En 1988, plusieurs pionniers partis se former au Canada, créent l’Association Pour la Médiation Familiale (APMF). La première action sera de rédiger le code de déontologie de la Médiation Familiale tandis qu’en 1990, plusieurs services de médiation familiale s’organisent en France. Le système judiciaire français est dans un premier temps moins intéressé que ses homologues d’outre-Atlantique. C’est alors, dans le monde associatif et le champ social, que se développe la médiation familiale en France.

Reconnaissance du métier

Pourtant, la médiation familiale jouit d’une reconnaissance rapide. En 2001, Mme Ségolène ROYAL, alors ministre de la famille, institut le Conseil Consultatif de la Médiation Familiale visant à professionnaliser ce métier. Il est alors perçu comme « un métier pour l’avenir ». Ce conseil va élaborer la définition de la médiation familiale : « La médiation familiale est un processus de construction ou de reconstruction du lien familial axé sur l’autonomie et la responsabilité des personnes concernées par des situations de rupture ou de séparation dans lequel un tiers impartial, indépendant, qualifié, sans pouvoir de décision – le médiateur familial- favorise, à travers l’organisation d’entretiens confidentiels, leur communication, la gestion de leur conflit dans le domaine familial entendu dans sa diversité et son évolution. ». Il va également créer le diplôme d’État de Médiateur Familial (Diplôme de niveau 2 délivré par le ministère des affaires sociales).

S’en suivra une reconnaissance juridique qui va d’abord venir de deux textes de loi, celle sur l’autorité parentale du 4 mars 2002 puis la loi sur la réforme du divorce du 26 mai 2004. Ces deux textes permettent aux juges de suspendre toute action judicaire des parents le temps de tenter une médiation familiale.

C’est à partir de 2006 que la profession requière une reconnaissance financière, par la création d’un protocole de développement et de financement des services de médiation par la CNAF. Cette période marque un engament fort de l’état dans le développement de la médiation familiale. La médiation familiale, convoitée, a toutefois du mal à trouver sa place, de par sa nature indépendante elle a des difficultés à travailler en partenariat avec les potentiels partenaires. Elle est reconnue par les institutions et l’état mais peu de personnes sont prêtes à tenter l’expérience.

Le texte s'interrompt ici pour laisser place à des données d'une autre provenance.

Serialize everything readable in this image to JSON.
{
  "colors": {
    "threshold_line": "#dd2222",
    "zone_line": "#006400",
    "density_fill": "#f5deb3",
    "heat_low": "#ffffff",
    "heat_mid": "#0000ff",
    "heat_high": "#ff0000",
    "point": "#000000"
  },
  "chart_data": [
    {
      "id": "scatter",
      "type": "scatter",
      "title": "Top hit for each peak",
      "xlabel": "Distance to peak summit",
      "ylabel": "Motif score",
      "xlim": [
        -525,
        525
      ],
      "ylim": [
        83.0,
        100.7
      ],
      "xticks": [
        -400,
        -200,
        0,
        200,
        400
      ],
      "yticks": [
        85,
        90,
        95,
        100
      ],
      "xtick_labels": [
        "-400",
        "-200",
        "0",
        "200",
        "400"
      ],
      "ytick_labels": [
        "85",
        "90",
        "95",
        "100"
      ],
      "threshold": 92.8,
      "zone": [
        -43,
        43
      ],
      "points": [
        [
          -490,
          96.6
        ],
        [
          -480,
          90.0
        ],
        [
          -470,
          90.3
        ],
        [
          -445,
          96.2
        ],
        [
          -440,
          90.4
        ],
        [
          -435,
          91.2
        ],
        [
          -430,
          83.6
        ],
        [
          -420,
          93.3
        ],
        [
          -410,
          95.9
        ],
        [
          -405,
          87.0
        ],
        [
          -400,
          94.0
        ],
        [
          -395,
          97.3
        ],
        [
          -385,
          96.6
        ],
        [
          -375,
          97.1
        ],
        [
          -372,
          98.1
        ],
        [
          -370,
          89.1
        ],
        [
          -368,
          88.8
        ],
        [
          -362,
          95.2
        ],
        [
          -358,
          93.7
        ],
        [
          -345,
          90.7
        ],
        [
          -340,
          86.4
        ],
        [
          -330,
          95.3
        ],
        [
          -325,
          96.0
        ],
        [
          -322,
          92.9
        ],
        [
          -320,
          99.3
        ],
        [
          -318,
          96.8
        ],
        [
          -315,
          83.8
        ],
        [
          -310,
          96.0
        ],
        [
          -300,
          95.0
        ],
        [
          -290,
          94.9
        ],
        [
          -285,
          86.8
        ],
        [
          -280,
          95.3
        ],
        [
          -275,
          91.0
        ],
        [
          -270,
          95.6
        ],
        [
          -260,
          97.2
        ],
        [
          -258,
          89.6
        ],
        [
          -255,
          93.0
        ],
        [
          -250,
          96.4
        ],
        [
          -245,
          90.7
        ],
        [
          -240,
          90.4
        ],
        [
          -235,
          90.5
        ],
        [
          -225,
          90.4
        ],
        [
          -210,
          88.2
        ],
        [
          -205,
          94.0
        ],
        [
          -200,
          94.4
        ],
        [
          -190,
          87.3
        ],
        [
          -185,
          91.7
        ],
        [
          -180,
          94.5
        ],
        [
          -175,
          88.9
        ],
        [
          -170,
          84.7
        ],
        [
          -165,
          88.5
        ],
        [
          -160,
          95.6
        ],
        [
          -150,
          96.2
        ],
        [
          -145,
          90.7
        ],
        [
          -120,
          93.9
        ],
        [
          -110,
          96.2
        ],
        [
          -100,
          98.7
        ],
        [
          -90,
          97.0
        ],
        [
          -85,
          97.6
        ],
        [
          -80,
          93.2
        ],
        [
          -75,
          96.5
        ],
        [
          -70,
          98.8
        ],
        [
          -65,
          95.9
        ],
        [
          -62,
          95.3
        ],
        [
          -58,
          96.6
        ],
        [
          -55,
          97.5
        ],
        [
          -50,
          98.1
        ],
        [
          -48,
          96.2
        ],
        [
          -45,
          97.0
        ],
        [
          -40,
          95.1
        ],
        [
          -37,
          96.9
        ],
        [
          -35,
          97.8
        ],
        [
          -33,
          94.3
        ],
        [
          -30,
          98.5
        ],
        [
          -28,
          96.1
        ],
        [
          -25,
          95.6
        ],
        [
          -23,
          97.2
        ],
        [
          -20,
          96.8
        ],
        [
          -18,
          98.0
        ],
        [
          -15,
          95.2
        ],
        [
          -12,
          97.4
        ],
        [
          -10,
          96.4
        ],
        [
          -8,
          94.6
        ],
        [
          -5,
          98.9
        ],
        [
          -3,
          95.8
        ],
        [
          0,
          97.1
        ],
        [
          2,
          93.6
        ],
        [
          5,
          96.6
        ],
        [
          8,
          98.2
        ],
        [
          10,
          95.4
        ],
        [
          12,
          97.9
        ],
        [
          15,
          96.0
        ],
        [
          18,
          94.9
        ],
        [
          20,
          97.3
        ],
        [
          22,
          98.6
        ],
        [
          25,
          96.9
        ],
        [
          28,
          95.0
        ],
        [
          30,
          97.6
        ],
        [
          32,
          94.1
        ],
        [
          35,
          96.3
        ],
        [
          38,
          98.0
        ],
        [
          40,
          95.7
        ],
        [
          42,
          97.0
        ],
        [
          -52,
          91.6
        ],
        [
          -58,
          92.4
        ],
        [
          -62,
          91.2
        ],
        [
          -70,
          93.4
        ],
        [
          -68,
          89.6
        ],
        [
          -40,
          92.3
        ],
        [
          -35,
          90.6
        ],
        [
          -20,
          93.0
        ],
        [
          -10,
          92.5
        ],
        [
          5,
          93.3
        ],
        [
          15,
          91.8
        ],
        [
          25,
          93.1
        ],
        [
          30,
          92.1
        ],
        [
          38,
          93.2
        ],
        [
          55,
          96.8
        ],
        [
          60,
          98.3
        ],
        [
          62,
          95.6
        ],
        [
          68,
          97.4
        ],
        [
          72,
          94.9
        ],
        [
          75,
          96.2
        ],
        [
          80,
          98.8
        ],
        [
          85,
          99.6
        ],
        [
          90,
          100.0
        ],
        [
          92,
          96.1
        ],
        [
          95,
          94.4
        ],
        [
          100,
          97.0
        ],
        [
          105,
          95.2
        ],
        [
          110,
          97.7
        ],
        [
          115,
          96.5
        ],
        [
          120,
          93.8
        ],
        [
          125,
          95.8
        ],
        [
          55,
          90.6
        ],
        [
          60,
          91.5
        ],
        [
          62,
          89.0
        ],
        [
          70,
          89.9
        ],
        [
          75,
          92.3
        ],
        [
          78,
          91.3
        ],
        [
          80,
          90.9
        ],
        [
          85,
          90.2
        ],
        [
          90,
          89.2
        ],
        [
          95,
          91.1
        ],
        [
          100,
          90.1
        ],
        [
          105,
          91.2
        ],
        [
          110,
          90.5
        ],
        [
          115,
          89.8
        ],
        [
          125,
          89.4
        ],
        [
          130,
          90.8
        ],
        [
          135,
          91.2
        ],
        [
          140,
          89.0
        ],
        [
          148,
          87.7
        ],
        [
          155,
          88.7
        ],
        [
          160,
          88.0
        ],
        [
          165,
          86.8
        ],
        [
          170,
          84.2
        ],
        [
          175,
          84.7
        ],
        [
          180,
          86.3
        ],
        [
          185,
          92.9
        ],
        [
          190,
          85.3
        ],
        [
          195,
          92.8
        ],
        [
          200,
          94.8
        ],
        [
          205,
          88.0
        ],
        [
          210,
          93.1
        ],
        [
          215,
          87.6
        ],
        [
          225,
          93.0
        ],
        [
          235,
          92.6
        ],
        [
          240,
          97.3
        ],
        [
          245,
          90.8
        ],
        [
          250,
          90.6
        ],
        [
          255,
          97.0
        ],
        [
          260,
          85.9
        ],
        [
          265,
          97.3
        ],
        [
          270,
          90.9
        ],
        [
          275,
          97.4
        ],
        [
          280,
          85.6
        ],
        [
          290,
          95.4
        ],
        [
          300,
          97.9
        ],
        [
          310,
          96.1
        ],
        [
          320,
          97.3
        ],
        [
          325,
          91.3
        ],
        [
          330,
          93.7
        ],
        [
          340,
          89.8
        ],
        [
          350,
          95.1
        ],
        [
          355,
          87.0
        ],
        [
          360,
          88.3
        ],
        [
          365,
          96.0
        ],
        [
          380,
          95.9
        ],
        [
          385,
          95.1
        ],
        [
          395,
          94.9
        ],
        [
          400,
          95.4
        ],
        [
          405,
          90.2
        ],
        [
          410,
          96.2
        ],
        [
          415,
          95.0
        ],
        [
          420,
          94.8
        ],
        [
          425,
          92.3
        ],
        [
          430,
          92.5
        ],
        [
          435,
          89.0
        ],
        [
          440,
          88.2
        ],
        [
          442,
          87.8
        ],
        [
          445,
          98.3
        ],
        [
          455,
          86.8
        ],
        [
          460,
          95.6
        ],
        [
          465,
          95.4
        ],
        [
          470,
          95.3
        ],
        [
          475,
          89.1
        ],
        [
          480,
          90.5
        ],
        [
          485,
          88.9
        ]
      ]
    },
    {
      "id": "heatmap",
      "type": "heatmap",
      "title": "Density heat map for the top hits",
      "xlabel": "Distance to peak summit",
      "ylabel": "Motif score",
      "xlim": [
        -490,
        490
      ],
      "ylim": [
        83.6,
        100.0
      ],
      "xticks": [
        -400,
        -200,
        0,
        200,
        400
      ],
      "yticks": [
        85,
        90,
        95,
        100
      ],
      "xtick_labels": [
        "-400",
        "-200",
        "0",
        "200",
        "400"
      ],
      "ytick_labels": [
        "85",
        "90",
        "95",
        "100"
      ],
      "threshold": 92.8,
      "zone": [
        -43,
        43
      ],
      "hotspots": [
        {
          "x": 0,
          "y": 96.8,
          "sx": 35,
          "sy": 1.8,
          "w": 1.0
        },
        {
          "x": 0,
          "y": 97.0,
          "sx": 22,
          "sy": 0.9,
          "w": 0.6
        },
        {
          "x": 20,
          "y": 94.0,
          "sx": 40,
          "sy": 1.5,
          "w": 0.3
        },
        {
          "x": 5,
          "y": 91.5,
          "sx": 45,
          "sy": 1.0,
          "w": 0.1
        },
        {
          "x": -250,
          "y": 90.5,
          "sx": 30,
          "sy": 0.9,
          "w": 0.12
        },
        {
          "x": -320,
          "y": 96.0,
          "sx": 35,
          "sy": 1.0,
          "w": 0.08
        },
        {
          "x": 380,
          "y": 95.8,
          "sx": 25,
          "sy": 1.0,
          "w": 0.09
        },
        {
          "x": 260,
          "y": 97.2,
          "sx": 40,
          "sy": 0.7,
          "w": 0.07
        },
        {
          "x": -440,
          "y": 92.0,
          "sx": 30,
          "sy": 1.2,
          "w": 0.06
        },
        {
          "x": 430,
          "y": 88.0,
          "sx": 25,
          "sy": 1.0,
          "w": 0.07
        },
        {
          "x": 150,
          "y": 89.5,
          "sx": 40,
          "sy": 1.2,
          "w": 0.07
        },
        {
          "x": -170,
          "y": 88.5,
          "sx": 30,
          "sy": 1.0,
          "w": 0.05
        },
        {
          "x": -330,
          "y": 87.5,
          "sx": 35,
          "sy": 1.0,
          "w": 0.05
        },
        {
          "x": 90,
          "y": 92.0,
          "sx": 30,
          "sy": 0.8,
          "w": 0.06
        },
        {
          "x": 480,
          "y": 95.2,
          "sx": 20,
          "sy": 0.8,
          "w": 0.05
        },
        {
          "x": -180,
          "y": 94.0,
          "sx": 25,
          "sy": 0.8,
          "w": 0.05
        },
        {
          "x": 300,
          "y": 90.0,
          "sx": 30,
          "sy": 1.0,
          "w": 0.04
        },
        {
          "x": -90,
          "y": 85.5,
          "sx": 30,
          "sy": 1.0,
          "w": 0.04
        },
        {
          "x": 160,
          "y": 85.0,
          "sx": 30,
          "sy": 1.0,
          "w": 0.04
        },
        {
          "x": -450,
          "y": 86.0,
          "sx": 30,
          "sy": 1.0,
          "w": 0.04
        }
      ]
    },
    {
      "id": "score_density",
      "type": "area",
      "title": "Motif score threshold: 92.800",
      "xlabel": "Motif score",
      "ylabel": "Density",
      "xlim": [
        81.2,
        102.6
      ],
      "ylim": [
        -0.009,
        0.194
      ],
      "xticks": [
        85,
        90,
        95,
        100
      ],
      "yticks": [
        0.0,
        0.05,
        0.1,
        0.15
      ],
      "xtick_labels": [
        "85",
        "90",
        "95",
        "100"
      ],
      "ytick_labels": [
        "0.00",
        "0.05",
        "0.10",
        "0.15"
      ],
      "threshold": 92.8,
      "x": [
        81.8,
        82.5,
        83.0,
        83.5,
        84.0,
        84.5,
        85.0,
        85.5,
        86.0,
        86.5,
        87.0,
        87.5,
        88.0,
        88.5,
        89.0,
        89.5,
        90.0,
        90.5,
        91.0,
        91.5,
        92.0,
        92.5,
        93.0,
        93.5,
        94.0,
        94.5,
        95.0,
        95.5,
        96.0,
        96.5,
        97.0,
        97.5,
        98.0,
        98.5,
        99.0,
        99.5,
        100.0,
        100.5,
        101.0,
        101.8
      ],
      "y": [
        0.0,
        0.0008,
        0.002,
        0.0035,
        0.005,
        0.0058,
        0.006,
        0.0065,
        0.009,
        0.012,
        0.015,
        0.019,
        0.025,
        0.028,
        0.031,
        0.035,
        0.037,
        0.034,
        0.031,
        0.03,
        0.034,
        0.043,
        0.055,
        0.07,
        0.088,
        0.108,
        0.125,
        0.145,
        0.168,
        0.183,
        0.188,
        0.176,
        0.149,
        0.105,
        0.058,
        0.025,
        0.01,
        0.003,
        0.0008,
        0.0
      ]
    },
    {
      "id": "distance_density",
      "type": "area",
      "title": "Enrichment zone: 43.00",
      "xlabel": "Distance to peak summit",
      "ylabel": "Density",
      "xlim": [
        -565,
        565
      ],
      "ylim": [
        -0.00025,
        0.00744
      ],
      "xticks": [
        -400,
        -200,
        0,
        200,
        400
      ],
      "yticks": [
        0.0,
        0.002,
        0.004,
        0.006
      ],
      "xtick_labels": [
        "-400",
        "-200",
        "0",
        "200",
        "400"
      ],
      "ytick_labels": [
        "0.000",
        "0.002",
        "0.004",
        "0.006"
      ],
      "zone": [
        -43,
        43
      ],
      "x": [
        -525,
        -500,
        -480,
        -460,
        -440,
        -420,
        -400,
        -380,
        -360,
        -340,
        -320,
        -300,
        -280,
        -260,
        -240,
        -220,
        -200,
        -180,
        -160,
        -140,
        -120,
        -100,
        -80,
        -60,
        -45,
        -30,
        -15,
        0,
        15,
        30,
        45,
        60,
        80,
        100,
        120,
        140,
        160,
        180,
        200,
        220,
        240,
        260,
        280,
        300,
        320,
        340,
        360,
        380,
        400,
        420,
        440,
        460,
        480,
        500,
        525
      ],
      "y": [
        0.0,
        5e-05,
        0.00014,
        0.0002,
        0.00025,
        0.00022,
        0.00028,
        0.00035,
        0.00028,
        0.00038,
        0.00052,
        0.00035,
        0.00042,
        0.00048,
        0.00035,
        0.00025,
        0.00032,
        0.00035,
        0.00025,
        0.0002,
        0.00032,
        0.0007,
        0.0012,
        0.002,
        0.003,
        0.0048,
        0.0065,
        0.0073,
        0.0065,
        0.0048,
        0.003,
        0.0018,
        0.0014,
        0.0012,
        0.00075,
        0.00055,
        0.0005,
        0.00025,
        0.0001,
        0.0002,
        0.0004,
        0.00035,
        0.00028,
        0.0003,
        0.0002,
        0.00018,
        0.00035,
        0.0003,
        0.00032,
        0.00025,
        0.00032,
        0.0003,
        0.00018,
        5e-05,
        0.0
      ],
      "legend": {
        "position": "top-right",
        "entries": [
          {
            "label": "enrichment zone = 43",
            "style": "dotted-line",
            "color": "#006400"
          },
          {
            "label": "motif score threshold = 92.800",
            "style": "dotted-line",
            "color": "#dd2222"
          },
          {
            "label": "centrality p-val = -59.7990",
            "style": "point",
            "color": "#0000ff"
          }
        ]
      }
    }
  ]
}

Pourtant, une fois le saut dans le grand bain de la médiation fait, les parents/médiés sont 88% à penser que la médiation leur a permis de « dire ce qui était important pour eux », de « comprendre le point de vue de l’autre » (76%) et s’en trouvent « globalement satisfaits ».

Développement

Au fil de cette histoire, l’intérêt pour la médiation ne faiblit jamais. Ce métier a, certes quelques difficultés à trouver sa place, mais se développe fortement et s’implante en profondeur dans les strates de notre société. Elle se développe notamment dans le domaine du soutien à la parentalité.

La médiation familiale continue à affiner son positionnement afin de répondre (au-delà de ceux des familles) aux besoins des partenaires tout en gardant sa déontologie. C’est d’ailleurs un sujet d’actualité fort dans le milieu puisque depuis deux ans est testée la Tentative de Médiation Familiale Préalable et Obligatoire (TMFPO) dans 11 juridictions réparties dans toute la France. L’article 7 de la loi du 18 novembre 2016 de modernisation de la justice au XXIème siècle, a instauré, à titre expérimental, une tentation de médiation familiale « obligatoire » à peine d’irrecevabilité. Elle a pour objectifs de développer une culture du règlement amiable des conflits, notamment familiaux, travailler à la pacification des rapports sociaux et recentrer le juge sur son office. Si les conditions sont réunies, cette expérience sera généralisée sur toute la France, incitant les citoyens à trouver, avec l’aide des médiateurs familiaux, leurs propres solutions pour dépasser les conflits.